Overall satisfaction with original equipment tires is 686 in this year's study, unchanged from 2012. Satisfaction increases in all but the tire ride factor, in which satisfaction decreases by 6 points year over year. Overall satisfaction is highest in the luxury segment, with an average score of 738, followed by the performance sport segment at 728. The passenger car and truck/utility segments tie at 676. Among manufacturers, Michelin ranks highest in three of the four segments: luxury (775); passenger car (729); and performance sport (751). Pirelli ranks highest in the truck/utility segment (737).

For a fourth consecutive year, customers are experiencing fewer problems with their tires. On average, customers report 74 problems per 100 vehicles (PP100), an improvement from 76 PP100 in 2012 and 84 PP100 in 2011. The most frequently reported problems are road hazard/punctures, slow leaks, excessive road noise, and fast tread wear.

The 2013 U.S. Original Equipment Tire Customer Satisfaction Study is based on responses from more than 30,835 new-vehicle owners who purchased a 2011 or 2012 model-year vehicle. The study was fielded between October and December 2012.
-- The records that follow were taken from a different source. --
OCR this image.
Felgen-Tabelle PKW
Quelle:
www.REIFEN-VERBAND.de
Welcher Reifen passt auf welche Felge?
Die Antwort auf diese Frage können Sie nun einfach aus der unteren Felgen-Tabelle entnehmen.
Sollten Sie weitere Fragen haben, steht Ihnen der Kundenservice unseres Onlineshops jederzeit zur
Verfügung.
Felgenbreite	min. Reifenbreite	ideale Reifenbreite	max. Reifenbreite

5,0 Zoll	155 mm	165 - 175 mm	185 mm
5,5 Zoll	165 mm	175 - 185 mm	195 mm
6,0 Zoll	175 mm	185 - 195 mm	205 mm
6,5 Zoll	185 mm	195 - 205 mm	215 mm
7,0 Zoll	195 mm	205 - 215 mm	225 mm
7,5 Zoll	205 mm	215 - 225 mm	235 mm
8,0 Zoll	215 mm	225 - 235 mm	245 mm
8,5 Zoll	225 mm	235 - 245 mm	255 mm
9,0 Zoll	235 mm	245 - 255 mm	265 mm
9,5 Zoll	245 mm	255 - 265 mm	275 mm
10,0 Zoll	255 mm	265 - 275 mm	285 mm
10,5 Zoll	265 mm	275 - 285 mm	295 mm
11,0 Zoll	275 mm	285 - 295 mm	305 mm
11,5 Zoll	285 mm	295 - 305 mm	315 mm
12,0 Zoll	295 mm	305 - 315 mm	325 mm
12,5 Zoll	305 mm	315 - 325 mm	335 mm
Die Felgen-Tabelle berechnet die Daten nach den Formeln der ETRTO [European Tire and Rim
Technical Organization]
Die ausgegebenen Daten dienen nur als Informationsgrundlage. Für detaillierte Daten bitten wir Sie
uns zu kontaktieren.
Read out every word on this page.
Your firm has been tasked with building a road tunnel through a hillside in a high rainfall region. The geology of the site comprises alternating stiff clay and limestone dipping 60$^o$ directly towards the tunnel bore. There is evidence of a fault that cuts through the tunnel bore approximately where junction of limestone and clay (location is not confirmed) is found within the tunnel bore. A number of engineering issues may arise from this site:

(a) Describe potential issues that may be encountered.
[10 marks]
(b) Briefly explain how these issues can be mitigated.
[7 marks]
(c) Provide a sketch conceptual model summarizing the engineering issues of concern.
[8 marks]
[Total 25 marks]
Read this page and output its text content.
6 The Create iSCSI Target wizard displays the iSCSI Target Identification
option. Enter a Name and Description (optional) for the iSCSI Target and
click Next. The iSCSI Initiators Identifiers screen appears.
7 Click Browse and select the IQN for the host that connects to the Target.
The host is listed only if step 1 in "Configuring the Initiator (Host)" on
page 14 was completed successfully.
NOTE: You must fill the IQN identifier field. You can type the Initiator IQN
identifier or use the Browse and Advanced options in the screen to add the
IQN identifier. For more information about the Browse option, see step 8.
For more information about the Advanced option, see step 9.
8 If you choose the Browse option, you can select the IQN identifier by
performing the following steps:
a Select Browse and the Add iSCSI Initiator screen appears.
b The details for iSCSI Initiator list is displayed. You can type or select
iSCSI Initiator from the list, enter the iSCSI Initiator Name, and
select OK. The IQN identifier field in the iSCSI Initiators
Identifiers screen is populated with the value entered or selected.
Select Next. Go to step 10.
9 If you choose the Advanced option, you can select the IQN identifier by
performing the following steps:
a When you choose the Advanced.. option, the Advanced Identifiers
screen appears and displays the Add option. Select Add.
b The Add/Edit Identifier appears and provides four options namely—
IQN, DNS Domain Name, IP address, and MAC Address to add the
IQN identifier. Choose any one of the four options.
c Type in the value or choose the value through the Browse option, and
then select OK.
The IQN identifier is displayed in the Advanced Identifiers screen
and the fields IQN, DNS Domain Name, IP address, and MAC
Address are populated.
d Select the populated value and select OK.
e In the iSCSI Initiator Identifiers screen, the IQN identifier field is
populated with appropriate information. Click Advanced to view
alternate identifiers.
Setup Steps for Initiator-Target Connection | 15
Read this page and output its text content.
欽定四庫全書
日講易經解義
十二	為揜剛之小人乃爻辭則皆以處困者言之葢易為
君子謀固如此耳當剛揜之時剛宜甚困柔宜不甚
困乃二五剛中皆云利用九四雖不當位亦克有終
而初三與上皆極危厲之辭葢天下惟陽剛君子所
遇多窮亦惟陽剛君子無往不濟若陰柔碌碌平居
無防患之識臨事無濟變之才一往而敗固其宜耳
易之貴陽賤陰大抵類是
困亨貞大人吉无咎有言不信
Based on the study, J.D. Power and Associates offers the following consumer tips:

  • If you're happy with your original tires, replace them with the same tire model; accept no substitutes.
  • For best performance, use summer tires for most of the year, then switch to higher-traction winter tires for the snowy months, instead of using all-season tires year-round.
  • Tires labeled "touring" will generally provide a smoother ride, but will not give the performance of sportier tires. High-performance tires will not have as much traction in snow, but will offer stronger traction and better handling in dry conditions due to their softer compound and tread pattern.